Archive for November, 2011

Stuffed with Thanks

Tuesday, November 29th, 2011

OMG, here it is almost a week after Thanksgiving and I am still stuffed. It wasn’t all the bird’s fault either. We went out for supper at a local Mexican place and well, their shrimp taco salad (Washed down by a decent Margarita) was really good, then my R has cooked several delicious meals, and at work I had a fabulous portobella/goat cheese panini. And so, I am still stuffed, like our Thanksgiving turkey.

I am also stuffed with thankfulness. Normally, I don’t save all my “thanks” for one day out of the year, or rather for being thankful only one day. I try to find something each day for which to be thankful and I try really hard to be specific. It’s easy to be thankful for my family, or my friends, or my blessings, or may abundance. It’s harder to find one definitive thing to be thankful for each day and make it different each day.

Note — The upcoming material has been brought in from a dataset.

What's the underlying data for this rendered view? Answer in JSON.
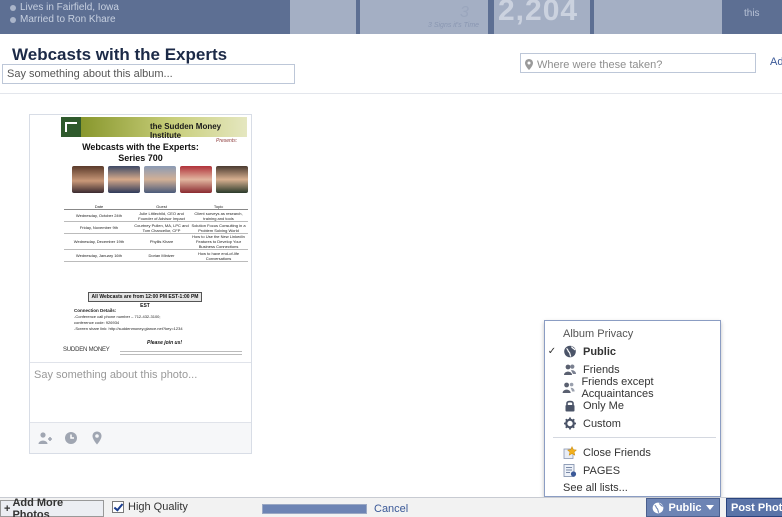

For example, today I was thankful that I drove home before it got dark. I hate to drive at dusk when the chances of hitting a deer are exponentially greater. Yesterday, I was thankful for Cyber Monday and all the great discounts and bargains I got. The day before that I was thankful that I got to sleep in for the first time in a week. On Friday, I was thankful that the traffic was light as we drove home from Massachusetts. See what I mean?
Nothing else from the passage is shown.